Je
viens de lire le roman de l'écrivaine canadienne, Annabel Lyon, intitulé : Aristote, mon père. C'est la suite, -
même si l'on peut le lire indépendamment- , de Le juste milieu où l'on
rencontre déjà Aristote, sa fille Pythias et sa concubine Herpyllis. Mais je
n'ai pas lu ce dernier et voilà qui répond un peu à une première frustration :
j'aurais aimé que le roman approfondisse le portrait d' Aristote et et développe sa philosophie mais.. cela a dû être fait dans
le roman précédent.
En
fait, Aristote, mon père, raconte la
fin de vie du philosophe et comme le titre l'indique donne la place primordiale
à sa fille Pythias dite Pytho.
L'auteure
a pris pour point de départ un passage du testament d'Aristote qui concerne sa
fille : Lorsque ma fille aura l'âge
requis, on la donnera en mariage à Nicanor.

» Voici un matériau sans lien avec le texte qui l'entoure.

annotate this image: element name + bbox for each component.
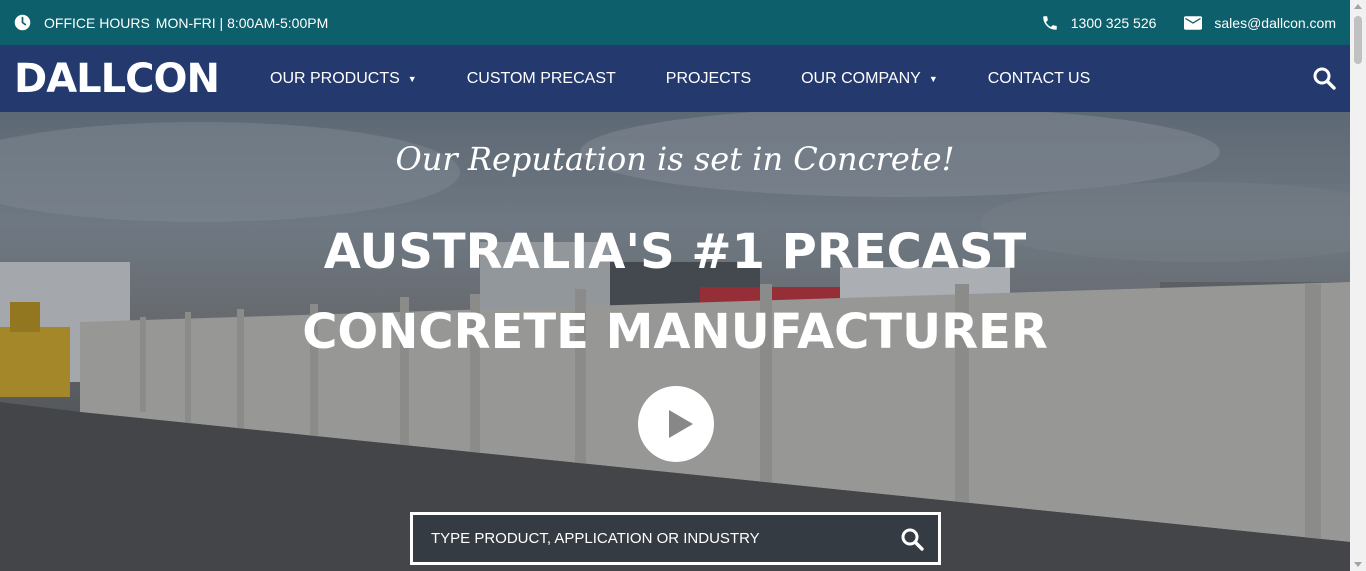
nav-our-products[interactable]: OUR PRODUCTS ▼ <box>270 70 417 88</box>
play-icon <box>669 410 693 438</box>
product-search-input[interactable] <box>413 515 886 562</box>
office-hours-label: OFFICE HOURS <box>44 14 150 31</box>
scroll-up-icon[interactable] <box>1354 4 1362 9</box>
office-hours: OFFICE HOURS MON-FRI | 8:00AM-5:00PM <box>14 14 328 31</box>
product-search-button[interactable] <box>886 515 938 562</box>
play-video-button[interactable] <box>638 386 714 462</box>
top-info-bar: OFFICE HOURS MON-FRI | 8:00AM-5:00PM 130… <box>0 0 1350 45</box>
nav-item-label: OUR COMPANY <box>801 69 921 87</box>
nav-our-company[interactable]: OUR COMPANY ▼ <box>801 70 938 88</box>
nav-item-label: CUSTOM PRECAST <box>466 69 616 87</box>
nav-projects[interactable]: PROJECTS <box>666 70 751 88</box>
search-icon <box>1313 67 1336 90</box>
hero-banner: Our Reputation is set in Concrete! AUSTR… <box>0 112 1350 571</box>
product-search <box>410 512 941 565</box>
nav-contact-us[interactable]: CONTACT US <box>988 70 1091 88</box>
search-toggle-button[interactable] <box>1312 66 1336 95</box>
search-icon <box>901 528 924 551</box>
email-link[interactable]: sales@dallcon.com <box>1184 15 1336 31</box>
phone-number[interactable]: 1300 325 526 <box>1071 15 1157 31</box>
nav-item-label: OUR PRODUCTS <box>270 69 400 87</box>
scroll-thumb[interactable] <box>1354 16 1362 64</box>
nav-item-label: CONTACT US <box>987 69 1091 87</box>
chevron-down-icon: ▼ <box>407 73 417 84</box>
hero-tagline: Our Reputation is set in Concrete! <box>395 140 955 178</box>
hero-headline: AUSTRALIA'S #1 PRECAST CONCRETE MANUFACT… <box>0 212 1350 372</box>
email-address[interactable]: sales@dallcon.com <box>1214 15 1336 31</box>
page-scrollbar[interactable] <box>1350 0 1366 571</box>
main-nav: OUR PRODUCTS ▼ CUSTOM PRECAST PROJECTS O… <box>270 70 1090 88</box>
site-logo[interactable]: DALLCON <box>14 59 230 99</box>
hero-headline-line: CONCRETE MANUFACTURER <box>302 304 1048 360</box>
clock-icon <box>14 14 31 31</box>
nav-item-label: PROJECTS <box>665 69 752 87</box>
scroll-down-icon[interactable] <box>1354 562 1362 567</box>
office-hours-value: MON-FRI | 8:00AM-5:00PM <box>155 14 329 31</box>
hero-headline-line: AUSTRALIA'S #1 PRECAST <box>323 224 1027 280</box>
main-navbar: DALLCON OUR PRODUCTS ▼ CUSTOM PRECAST PR… <box>0 45 1350 112</box>
phone-icon <box>1043 15 1057 30</box>
chevron-down-icon: ▼ <box>928 73 938 84</box>
phone-link[interactable]: 1300 325 526 <box>1041 14 1157 32</box>
mail-icon <box>1184 15 1203 30</box>
nav-custom-precast[interactable]: CUSTOM PRECAST <box>467 70 616 88</box>
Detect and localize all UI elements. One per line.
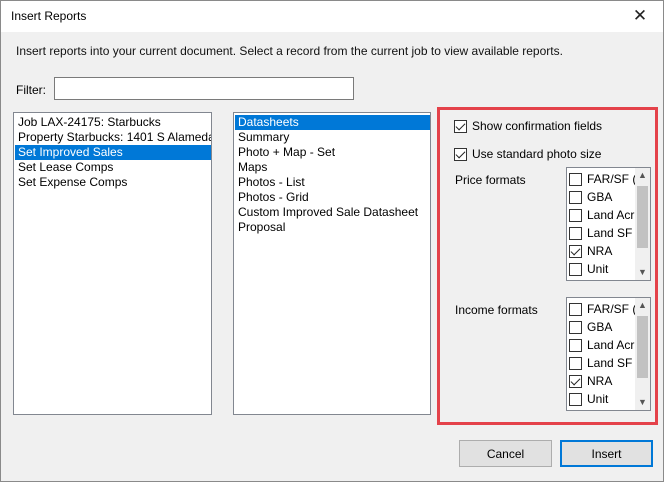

Mais à la mort d'Aristote, qu'adviendra-t-il
de Pythias si Nicanor, son cousin parti à la guerre, ne revient pas?
Aristote,
macédonien, qui a été le professeur d'Alexandre, vit à Athènes où il a créé son
école Le Lycée. Il jouit d'une grande
renommée, réunit tous les grands esprits de la ville chez lui et se
préoccupe de l'instruction de sa fille Pythias. Celle-ci est intelligente,
curieuse, a soif d'apprendre et se révèle une élève brillante qui connaît toute
l'oeuvre de son père et est capable de tenir tête dans les discussions aux plus
grands savants. Mais elle est de sexe féminin et la société grecque voit d'un
mauvais oeil une fille accéder au savoir.
Quand celle-ci devient femme, le père adopte un lointain cousin, Jason,
surnommé Myrmex, "petite fourmi", qui lui a été envoyé par la
famille. Sans jamais cessé d'aimer Pytho, il va l'écarter des études et
reporter son attention sur le garçon..
Cependant
les Athéniens, vaincus par Alexandre et plein de rancoeur contre les
Macédoniens, le considéreront toujours comme un étranger, lui et sa famille.
Aussi à la mort de l'empereur, Aristote est obligé de quitter la ville sous les
huées et les jets de pierres des Athéniens. C'est l'exil qui se terminera par
la mort d'Aristote et c'est aussi la fin
de la première partie. Les deux autres
parties sont consacrées aux épreuves subies par Pythias, laissée seule, sans
argent, dans un univers hostile aux femmes où, en l'absence de mariage, elle ne
peut emprunter que trois voies : Prêtresse, sage femme et prostituée. Je vous
laisse découvrir ce qu'il advient d'elle.
Disons
tout de suite que mon avis est mitigé sur ce roman.
La première partie, à Athènes, celle de l'accession de Pytho au
savoir m'a intéressée. j'aurais aimé, cependant, plus de détails sur les
méthodes pédagogiques d'Aristote et sur ce qu'il enseignait, j'aurais voulu que
l'érudition de Pythias soit plus apparente moins anecdotique même si les
embryons d'idées qu'elle présente sont intéressants :
- J'ai appris des choses sur le changement
dans l'espace, le temps, la substance. J'ai appris des choses sur le mouvement.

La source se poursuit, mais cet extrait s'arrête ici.